Solnit writes one of the least self-centered memoirs I’ve ever read. And she accomplishes this even when she is writing about something as personal as the radiologist finding a tumor in her chest. There is something in the intimacy of her writing that makes me know I am reading, not so much about her, but about us.

I underlined more in this book than I have in any book since college, usually because Solnit said things that I would’ve like to have said, had I the words, “Of course I have always been mortal, but not quite so emphatically so.”

Here is another of my favorites, “Sometimes I get mail for people who lived in my house before I did, and sometimes my own body seems like a home through which successive people have passed like tenants, leaving behind memories, habits, scars, skills, and other souvenirs.”

And here is one, one more, “Trace it far enough and this very moment in your life becomes a rare species, the result of a strange evolution, a butterfly that should already be extinct and survives by the inexplicabilities we call coincidence. The word is often used to mean the accidental but literally means to fall together.”

And yet, when I go back to read all of these passages, I’m aware that one of the reasons they worked so perfectly was their connection to whatever came before and after, that flower.

And so, this me chasing you, copy of The Faraway Nearby in hand.

Laura Stavoe

Snowman

I’m not sure what compelled me to listen to Margaret Atwood’s Oryx and Crake, which I ended up enjoying enough to then download the second book in The Madd Addam Trilogy. I’ve never been drawn to science fiction or fantasy. Even as a child, I preferred The Little House books over The Lion, The Witch, and The Wardrobe.

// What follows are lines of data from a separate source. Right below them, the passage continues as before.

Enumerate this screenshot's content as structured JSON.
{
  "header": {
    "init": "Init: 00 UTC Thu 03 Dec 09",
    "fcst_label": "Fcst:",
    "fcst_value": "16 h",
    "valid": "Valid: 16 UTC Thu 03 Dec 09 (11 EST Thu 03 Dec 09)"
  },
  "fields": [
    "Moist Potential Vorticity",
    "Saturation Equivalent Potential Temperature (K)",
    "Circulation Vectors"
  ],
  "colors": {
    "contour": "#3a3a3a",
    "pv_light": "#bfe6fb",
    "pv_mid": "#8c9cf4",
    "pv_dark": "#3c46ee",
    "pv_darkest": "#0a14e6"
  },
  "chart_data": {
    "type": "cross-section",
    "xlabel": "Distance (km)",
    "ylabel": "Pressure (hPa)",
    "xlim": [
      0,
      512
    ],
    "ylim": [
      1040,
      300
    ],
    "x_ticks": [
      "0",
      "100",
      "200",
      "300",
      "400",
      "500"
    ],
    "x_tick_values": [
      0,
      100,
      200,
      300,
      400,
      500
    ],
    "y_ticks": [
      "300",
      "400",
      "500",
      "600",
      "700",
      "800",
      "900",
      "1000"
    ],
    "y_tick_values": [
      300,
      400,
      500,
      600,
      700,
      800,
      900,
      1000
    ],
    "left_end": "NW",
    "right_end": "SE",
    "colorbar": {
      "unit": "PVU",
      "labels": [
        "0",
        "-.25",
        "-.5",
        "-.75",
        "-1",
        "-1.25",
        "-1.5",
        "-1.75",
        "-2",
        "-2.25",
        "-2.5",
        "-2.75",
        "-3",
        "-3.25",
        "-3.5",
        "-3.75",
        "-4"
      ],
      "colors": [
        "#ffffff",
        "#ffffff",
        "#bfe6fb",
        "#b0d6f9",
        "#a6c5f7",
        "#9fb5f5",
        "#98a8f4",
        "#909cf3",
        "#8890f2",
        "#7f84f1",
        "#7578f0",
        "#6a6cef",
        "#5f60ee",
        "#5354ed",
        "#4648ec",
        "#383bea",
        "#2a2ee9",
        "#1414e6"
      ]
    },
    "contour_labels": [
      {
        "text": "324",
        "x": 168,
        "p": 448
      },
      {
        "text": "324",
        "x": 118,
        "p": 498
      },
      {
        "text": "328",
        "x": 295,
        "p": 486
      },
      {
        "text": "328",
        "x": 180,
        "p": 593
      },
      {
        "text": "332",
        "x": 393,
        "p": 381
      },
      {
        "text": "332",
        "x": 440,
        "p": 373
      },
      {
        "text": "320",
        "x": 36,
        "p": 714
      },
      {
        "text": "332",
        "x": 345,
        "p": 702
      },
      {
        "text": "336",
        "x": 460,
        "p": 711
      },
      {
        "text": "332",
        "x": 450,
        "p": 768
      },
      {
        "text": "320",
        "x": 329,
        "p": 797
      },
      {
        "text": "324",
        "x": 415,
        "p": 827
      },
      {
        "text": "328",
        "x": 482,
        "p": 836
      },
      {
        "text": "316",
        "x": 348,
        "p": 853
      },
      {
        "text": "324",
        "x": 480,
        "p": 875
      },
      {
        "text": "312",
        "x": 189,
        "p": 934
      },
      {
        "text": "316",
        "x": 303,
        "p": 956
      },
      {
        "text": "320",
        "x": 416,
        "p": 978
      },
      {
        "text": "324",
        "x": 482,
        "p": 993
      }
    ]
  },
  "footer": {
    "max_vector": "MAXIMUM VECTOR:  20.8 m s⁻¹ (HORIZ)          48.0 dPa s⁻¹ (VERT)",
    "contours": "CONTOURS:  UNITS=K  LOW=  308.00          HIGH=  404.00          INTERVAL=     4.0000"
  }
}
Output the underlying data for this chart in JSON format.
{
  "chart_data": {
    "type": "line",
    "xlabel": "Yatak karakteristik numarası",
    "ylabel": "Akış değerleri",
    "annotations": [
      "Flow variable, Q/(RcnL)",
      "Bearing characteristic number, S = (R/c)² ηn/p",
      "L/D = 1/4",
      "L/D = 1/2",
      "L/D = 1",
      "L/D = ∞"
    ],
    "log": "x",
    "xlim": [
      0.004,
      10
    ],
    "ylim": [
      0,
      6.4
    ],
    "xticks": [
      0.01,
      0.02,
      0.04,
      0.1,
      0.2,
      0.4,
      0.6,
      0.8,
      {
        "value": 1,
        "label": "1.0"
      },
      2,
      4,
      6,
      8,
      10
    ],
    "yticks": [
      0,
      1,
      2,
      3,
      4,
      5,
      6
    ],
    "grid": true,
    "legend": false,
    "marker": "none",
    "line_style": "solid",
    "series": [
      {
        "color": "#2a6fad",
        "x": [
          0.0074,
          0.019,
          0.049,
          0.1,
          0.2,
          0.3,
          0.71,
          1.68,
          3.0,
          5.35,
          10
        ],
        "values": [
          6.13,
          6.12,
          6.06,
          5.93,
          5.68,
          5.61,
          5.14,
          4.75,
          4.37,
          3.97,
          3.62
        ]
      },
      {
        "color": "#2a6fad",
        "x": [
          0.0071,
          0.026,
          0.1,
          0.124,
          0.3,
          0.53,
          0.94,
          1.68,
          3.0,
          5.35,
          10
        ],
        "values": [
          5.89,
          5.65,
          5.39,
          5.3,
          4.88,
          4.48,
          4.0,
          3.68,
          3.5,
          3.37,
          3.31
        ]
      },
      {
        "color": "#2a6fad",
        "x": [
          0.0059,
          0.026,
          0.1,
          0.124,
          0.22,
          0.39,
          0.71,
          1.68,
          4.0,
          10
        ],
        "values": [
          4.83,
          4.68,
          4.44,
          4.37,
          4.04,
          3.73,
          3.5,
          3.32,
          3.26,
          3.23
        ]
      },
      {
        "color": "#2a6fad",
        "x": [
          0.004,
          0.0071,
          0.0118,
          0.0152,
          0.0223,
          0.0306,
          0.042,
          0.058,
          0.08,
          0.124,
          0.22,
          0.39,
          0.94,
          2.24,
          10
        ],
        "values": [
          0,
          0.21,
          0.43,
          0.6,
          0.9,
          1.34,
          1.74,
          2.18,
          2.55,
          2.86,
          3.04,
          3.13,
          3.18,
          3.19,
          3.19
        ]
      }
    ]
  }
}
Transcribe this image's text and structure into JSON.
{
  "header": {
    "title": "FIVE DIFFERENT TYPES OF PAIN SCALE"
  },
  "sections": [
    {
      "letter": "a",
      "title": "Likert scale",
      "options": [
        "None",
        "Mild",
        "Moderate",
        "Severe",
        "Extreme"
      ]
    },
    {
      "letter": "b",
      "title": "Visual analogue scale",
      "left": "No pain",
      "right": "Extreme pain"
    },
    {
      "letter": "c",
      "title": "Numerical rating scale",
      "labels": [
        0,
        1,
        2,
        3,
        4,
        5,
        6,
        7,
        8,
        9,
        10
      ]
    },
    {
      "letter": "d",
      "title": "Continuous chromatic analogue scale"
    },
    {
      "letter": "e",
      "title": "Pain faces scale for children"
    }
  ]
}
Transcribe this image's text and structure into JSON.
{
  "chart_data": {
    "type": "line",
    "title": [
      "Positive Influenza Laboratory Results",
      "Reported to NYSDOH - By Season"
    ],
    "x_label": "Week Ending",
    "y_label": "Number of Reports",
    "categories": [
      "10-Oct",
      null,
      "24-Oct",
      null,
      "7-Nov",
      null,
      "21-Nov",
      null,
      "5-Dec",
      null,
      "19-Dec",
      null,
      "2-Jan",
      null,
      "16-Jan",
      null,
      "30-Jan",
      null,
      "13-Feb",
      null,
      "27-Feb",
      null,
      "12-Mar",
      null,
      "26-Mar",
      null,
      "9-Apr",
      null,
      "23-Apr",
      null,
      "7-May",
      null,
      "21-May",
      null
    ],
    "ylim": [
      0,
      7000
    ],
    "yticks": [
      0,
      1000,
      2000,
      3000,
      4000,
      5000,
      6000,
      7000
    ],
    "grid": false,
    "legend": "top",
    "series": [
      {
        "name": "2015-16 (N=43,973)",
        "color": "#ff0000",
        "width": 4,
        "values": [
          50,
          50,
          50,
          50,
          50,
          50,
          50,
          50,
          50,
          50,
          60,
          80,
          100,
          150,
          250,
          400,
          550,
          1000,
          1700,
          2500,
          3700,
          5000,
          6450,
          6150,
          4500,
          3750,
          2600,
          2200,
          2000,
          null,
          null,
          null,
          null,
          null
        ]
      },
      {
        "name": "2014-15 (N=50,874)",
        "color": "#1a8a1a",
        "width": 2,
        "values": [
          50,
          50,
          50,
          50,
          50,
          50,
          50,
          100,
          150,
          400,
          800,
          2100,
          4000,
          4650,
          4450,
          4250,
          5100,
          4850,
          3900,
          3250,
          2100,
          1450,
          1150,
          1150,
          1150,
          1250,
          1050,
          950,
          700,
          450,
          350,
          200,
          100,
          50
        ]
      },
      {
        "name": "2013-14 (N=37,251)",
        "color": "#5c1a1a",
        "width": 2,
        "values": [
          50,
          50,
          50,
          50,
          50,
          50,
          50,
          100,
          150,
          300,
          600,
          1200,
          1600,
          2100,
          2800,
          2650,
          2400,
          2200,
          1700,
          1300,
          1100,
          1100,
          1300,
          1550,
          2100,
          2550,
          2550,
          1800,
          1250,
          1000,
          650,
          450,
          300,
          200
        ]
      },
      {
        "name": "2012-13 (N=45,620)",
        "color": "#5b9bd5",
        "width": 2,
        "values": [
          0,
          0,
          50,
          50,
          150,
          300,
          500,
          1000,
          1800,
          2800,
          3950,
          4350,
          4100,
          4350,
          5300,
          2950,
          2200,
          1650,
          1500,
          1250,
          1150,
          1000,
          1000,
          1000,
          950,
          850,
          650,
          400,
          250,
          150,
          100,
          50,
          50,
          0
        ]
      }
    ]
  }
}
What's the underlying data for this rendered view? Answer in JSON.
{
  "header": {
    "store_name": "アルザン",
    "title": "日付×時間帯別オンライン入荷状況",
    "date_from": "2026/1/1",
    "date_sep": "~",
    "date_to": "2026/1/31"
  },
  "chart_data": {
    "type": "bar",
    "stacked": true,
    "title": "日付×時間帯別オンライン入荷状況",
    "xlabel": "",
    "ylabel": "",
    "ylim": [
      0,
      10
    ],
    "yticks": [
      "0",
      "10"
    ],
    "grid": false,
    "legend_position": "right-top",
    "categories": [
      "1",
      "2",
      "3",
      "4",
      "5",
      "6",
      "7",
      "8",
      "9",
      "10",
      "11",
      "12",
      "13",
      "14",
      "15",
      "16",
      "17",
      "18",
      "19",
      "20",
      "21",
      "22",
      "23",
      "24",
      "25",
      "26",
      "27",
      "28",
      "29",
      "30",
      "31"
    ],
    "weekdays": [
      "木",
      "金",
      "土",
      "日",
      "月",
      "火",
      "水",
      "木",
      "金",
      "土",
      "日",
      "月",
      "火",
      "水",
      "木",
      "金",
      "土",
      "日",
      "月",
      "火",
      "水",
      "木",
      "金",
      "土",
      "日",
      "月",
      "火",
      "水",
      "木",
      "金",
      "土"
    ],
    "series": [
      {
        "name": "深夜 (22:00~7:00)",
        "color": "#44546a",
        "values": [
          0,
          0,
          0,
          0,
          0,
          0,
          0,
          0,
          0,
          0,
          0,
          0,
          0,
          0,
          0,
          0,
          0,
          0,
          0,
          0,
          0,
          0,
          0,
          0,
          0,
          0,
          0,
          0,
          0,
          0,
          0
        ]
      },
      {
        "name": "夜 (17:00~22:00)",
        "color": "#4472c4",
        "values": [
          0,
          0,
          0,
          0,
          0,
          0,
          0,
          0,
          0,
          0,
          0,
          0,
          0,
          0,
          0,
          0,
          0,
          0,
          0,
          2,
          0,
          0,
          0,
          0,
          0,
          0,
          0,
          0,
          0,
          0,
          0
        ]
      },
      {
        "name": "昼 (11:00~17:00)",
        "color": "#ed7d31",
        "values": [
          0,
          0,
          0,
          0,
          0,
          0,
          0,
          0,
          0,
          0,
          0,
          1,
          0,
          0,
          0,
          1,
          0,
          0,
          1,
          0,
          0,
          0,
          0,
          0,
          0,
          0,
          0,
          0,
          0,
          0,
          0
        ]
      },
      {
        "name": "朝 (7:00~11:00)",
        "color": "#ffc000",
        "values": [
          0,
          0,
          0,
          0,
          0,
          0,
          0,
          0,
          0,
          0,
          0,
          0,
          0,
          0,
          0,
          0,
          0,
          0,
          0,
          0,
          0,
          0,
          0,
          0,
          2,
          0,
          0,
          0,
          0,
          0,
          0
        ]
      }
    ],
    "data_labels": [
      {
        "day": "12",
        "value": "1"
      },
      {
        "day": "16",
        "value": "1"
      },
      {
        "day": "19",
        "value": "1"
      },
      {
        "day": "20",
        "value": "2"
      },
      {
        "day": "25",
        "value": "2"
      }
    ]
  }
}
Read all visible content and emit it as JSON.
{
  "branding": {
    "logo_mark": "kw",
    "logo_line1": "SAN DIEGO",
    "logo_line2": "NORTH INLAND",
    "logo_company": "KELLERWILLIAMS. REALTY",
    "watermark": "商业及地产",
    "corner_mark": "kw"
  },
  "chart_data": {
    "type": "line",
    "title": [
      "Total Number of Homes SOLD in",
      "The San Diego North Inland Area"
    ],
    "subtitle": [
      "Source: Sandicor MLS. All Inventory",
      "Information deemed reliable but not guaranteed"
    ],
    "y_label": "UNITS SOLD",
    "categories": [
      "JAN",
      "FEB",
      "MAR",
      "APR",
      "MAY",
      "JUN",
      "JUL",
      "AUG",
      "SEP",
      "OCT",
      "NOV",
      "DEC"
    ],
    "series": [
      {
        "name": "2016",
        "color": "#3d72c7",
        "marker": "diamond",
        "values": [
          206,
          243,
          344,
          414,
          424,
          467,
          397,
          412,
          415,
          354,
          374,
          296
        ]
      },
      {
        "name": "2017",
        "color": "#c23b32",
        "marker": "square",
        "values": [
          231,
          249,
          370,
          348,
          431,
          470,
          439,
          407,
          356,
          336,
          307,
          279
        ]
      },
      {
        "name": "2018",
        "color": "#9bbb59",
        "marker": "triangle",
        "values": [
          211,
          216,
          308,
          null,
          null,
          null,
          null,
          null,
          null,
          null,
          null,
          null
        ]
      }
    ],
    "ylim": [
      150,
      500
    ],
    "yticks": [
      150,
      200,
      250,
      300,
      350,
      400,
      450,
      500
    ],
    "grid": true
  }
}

I honestly don’t know what has drawn me suddenly to this particular dystopian, speculative fiction. I worry a little that it is because dystopia is so close to reality that it no longer seems quite so sci-fi-y. As Snowman says in Oryx and Crake, “He doesn’t know which is worse, a past he can’t regain or a present that will destroy him if he looks at it too clearly. Then there’s the future. Sheer vertigo.”

And of course, there is the fact, that it is Margaret Atwood telling the story. Certain authors have been constants throughout my adult life—Alice Munro, Margaret Atwood, Mary Oliver, Toni Morrison. They bring me comfort, apparently even when they are writing about the world going to pieces.

What did I love about this book? I loved that we got to see the before and the after of the world as we know it through a guy named Jimmy who didn’t get into the best colleges. I love that Jimmy named himself for this new world The Abominable Snowman as an act of rebellion against his friend Crake, who banned names of magical creatures and who is largely responsible for Snowman’s predicament. And Snowman (by the time the story starts, he has dropped the modifier) is quite aware that a snowman is both playful and vulnerable and never self-made. I loved that even though the book was about some of the ugliest things in our culture, it is also about friendship and love and loss; and it is about things that are not lost, even when we humans really screw up. As Snowman says, “After everything that’s happened, how can the world still be so beautiful? Because it is.”